A Escócia ocupa um terço da ilha da Grã-Bretanha (onde também ficam a Inglaterra e o País de Gales) e cerca de 900 ilhas, distribuídas em 3 arquipélagos principais: Shetland, Orkney e Hebrides.

Ela era um país independente até 1707, quando uniu-se à Inglaterra e passou a fazer parte do Reino da Grã-Bretanha.

A questão da independência é importante até hoje. Em 2014 houve um plebiscito no país, em que a população decidiria se continuava nessa união ou voltaria a ser um país independente.
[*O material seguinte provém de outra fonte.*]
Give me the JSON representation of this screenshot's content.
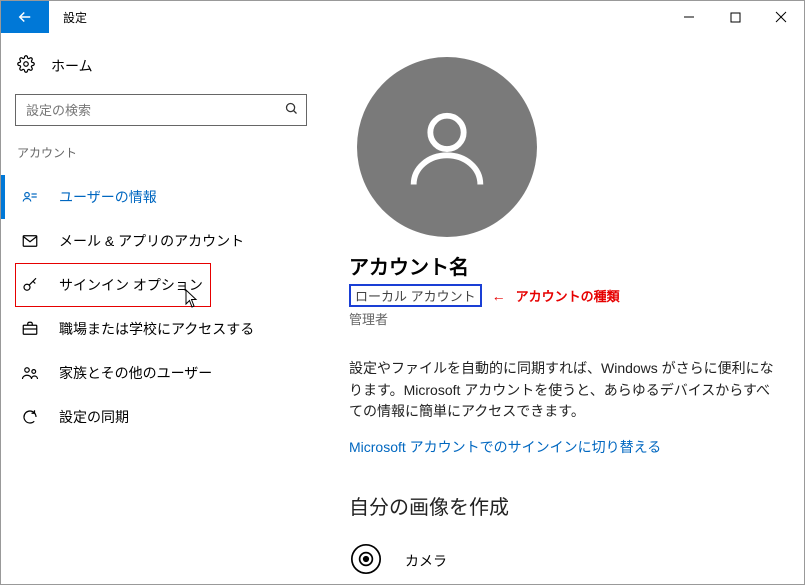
{
  "titlebar": {
    "title": "設定"
  },
  "sidebar": {
    "home_label": "ホーム",
    "search_placeholder": "設定の検索",
    "section_label": "アカウント",
    "items": [
      {
        "label": "ユーザーの情報"
      },
      {
        "label": "メール & アプリのアカウント"
      },
      {
        "label": "サインイン オプション"
      },
      {
        "label": "職場または学校にアクセスする"
      },
      {
        "label": "家族とその他のユーザー"
      },
      {
        "label": "設定の同期"
      }
    ]
  },
  "content": {
    "account_name": "アカウント名",
    "account_type": "ローカル アカウント",
    "annotation": "アカウントの種類",
    "account_role": "管理者",
    "paragraph": "設定やファイルを自動的に同期すれば、Windows がさらに便利になります。Microsoft アカウントを使うと、あらゆるデバイスからすべての情報に簡単にアクセスできます。",
    "link": "Microsoft アカウントでのサインインに切り替える",
    "picture_heading": "自分の画像を作成",
    "camera_label": "カメラ"
  }
}
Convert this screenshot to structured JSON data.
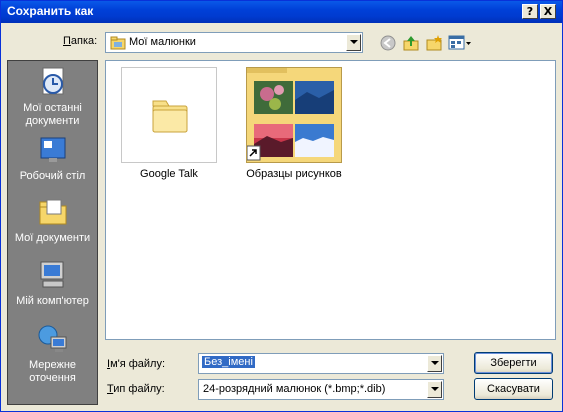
{
  "window": {
    "title": "Сохранить как",
    "help_label": "?",
    "close_label": "X"
  },
  "lookin": {
    "label_prefix": "П",
    "label_rest": "апка:",
    "value": "Мої малюнки"
  },
  "toolbar": {
    "icons": [
      "back-icon",
      "up-folder-icon",
      "new-folder-icon",
      "view-menu-icon"
    ]
  },
  "places": [
    {
      "label": "Мої останні документи",
      "icon": "recent-documents-icon"
    },
    {
      "label": "Робочий стіл",
      "icon": "desktop-icon"
    },
    {
      "label": "Мої документи",
      "icon": "my-documents-icon"
    },
    {
      "label": "Мій комп'ютер",
      "icon": "my-computer-icon"
    },
    {
      "label": "Мережне оточення",
      "icon": "network-icon"
    }
  ],
  "files": [
    {
      "name": "Google Talk",
      "icon": "folder-icon"
    },
    {
      "name": "Образцы рисунков",
      "icon": "image-folder-thumbnail"
    }
  ],
  "filename": {
    "label_prefix": "І",
    "label_rest": "м'я файлу:",
    "value": "Без_імені"
  },
  "filetype": {
    "label_prefix": "Т",
    "label_rest": "ип файлу:",
    "value": "24-розрядний малюнок (*.bmp;*.dib)"
  },
  "buttons": {
    "save": "Зберегти",
    "cancel": "Скасувати"
  }
}
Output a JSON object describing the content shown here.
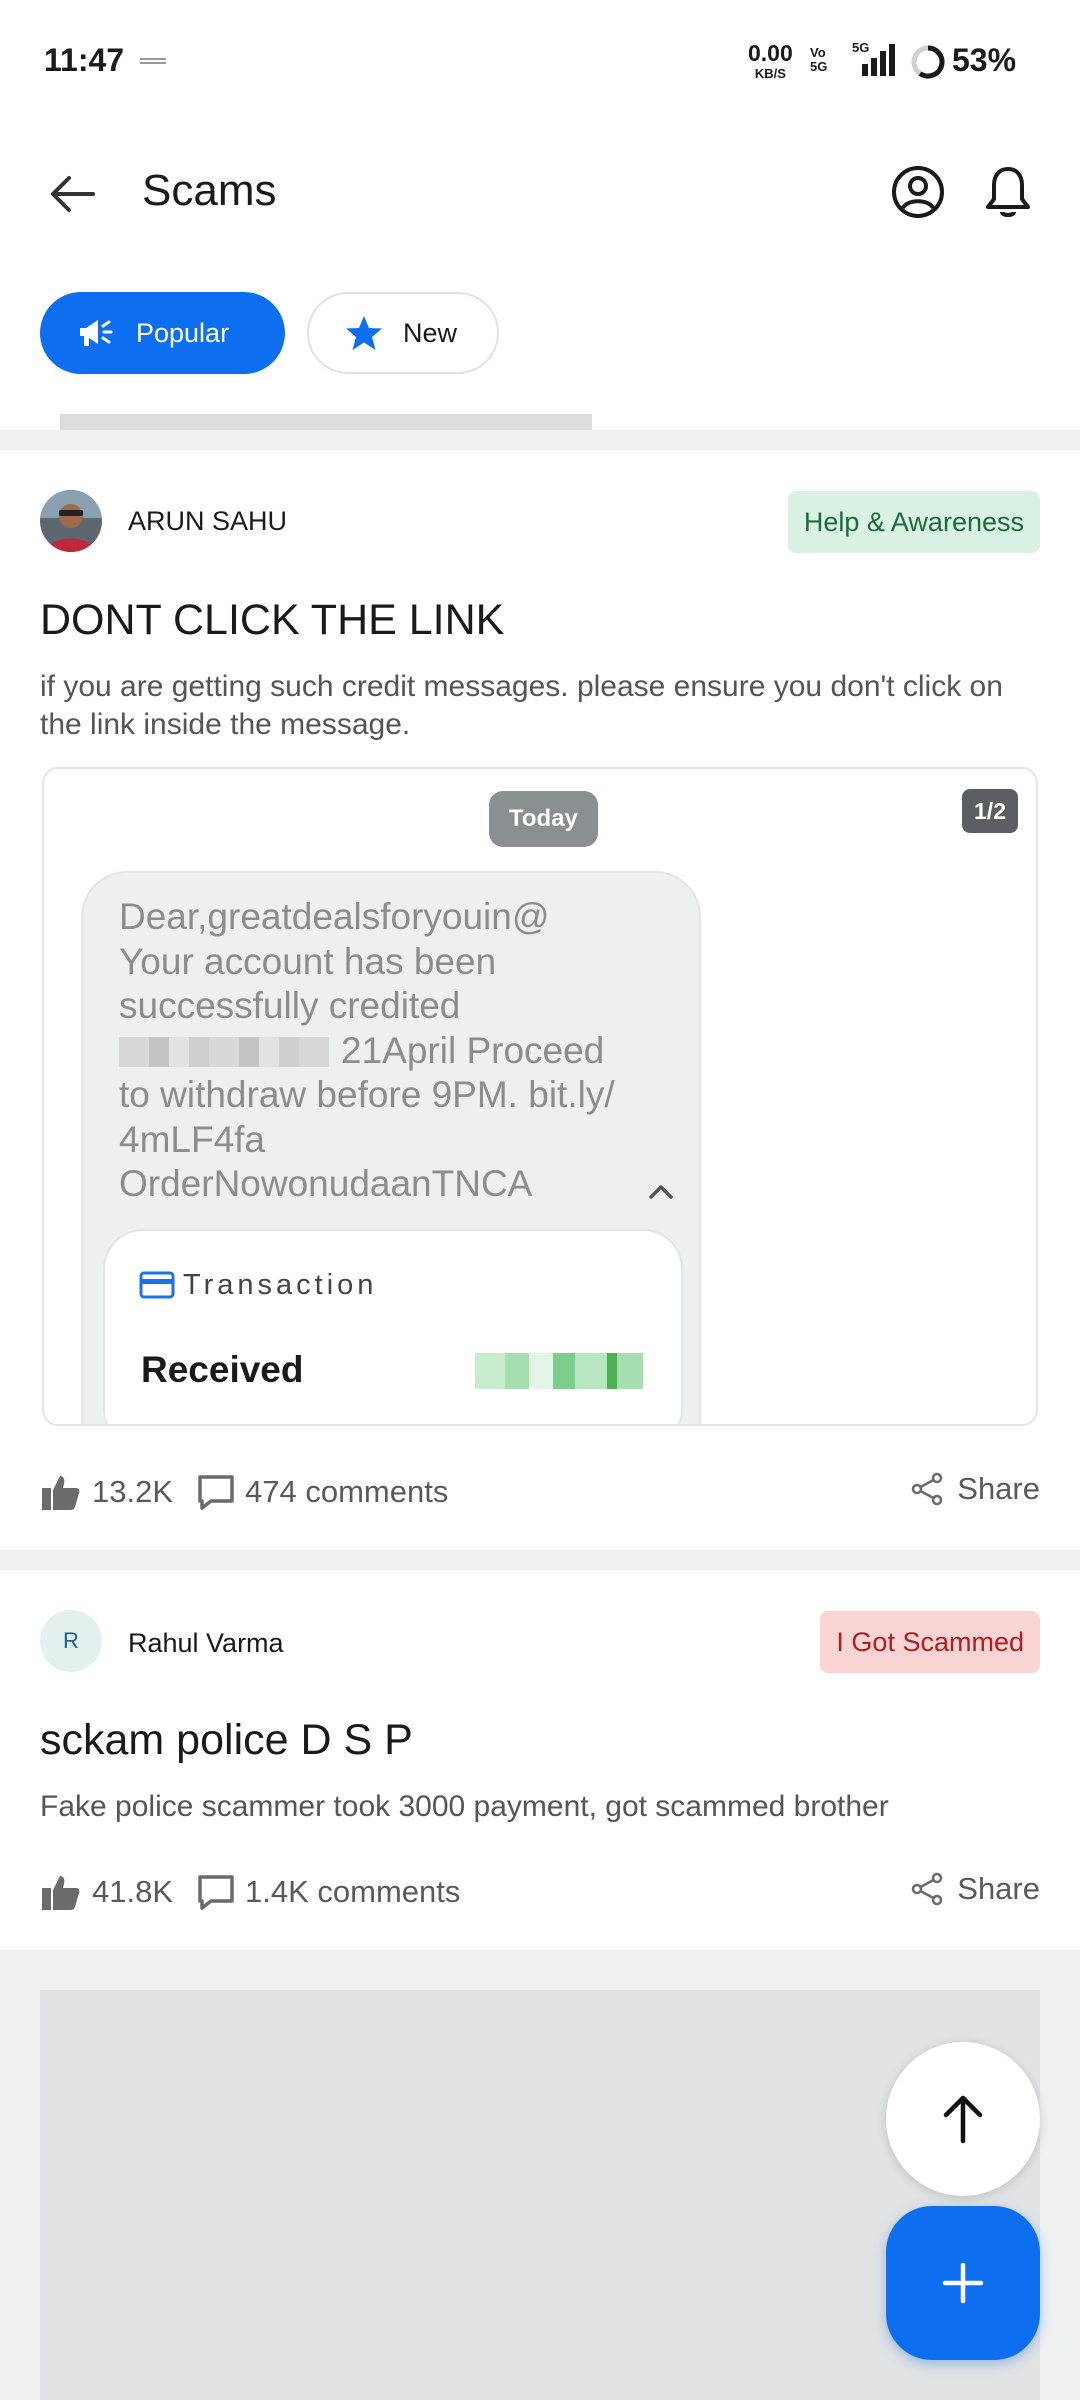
{
  "status_bar": {
    "time": "11:47",
    "net_speed": "0.00",
    "net_unit": "KB/S",
    "vo_top": "Vo",
    "vo_bottom": "5G",
    "signal_type": "5G",
    "battery": "53%"
  },
  "header": {
    "title": "Scams",
    "back_icon": "arrow-left-icon",
    "profile_icon": "user-circle-icon",
    "notifications_icon": "bell-icon"
  },
  "tabs": [
    {
      "label": "Popular",
      "icon": "megaphone-icon",
      "active": true
    },
    {
      "label": "New",
      "icon": "star-icon",
      "active": false
    }
  ],
  "posts": [
    {
      "author": "ARUN SAHU",
      "tag": "Help & Awareness",
      "title": "DONT CLICK THE LINK",
      "body": "if you are getting such credit messages. please ensure you don't click on the link inside the message.",
      "media": {
        "date_chip": "Today",
        "pager": "1/2",
        "message_line1": "Dear,greatdealsforyouin@",
        "message_line2": "Your account has been",
        "message_line3": "successfully credited",
        "message_line4": "21April Proceed",
        "message_line5": "to withdraw before 9PM. bit.ly/",
        "message_line6": "4mLF4fa",
        "message_line7": "OrderNowonudaanTNCA",
        "transaction_label": "Transaction",
        "received_label": "Received"
      },
      "likes": "13.2K",
      "comments": "474 comments",
      "share": "Share"
    },
    {
      "author": "Rahul Varma",
      "avatar_letter": "R",
      "tag": "I Got Scammed",
      "title": "sckam police D S  P",
      "body": "Fake police scammer took 3000 payment, got scammed brother",
      "likes": "41.8K",
      "comments": "1.4K comments",
      "share": "Share"
    }
  ],
  "colors": {
    "accent": "#0d6ef0",
    "tag_green_bg": "#d9f2e3",
    "tag_red_bg": "#fbd4d4"
  },
  "fabs": {
    "scroll_top_icon": "arrow-up-icon",
    "add_icon": "plus-icon"
  }
}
É sobre a história da formação da Escócia, dos muitos séculos de independência, do período em que uma família real escocesa governou a Inglaterra e de como a Escócia deixou de ser independente e passou a fazer parte do Reino da Grã-Bretanha (e até hoje fala em sair) que eu te conto nesse post.

Os escoceses

Foram os romanos, que chegaram na região em torno do ano zero, que começaram a chamar os povos celtas que viviam no noroeste da ilha da Grã-Bretanha de Scots.

Eles eram, de fato, Gaélicos, possivelmente o mesmo povo celta que vivia na ilha da Irlanda. A região que eles ocupavam está em verde no mapa abaixo.

Já no leste e norte do país vivia um outro povo, que falava um outro idioma celta.

Não se sabe como eles chamavam a si mesmos, mas os romanos referiam-se a eles como Picts (que, provavelmente, vem da palavra pictus, que, em latim, significa tatuado).

A região onde eles viviam aparece nesse massa em amarelo.

Verde Dal Riata e Amarelo Pics

Área em verde era ocupada pelos Scots; em amarelo, pelos Picts. Fonte: WikiCommons (Public Domain)

Depois de muito brigarem entre si, esses povos uniram-se em um só reino, o Reino de Alba. O primeiro rei dos dois povos foi Kenneth MacAlpin, a partir do ano 843. Essa é a data aceita como data de origem da Escócia.

Macbeth, Shakeaspeare e a História

Macbeth, que governou a Escócia de 1040 a 1057, é provavelmente o rei escocês mais famoso. Por um motivo simples: ele virou personagem de Shakeaspeare.

Na peça, Macbeth é um anti-herói. Ele seria um general escocês que teria ouvido a profecia de uma bruxa dizendo que ele seria rei.

E, por esse motivo, ele teria armado uma cilada para o rei Duncan, mantando-o enquanto ele dormia. Macbeth torna-se rei, mas é atormentado pela culpa.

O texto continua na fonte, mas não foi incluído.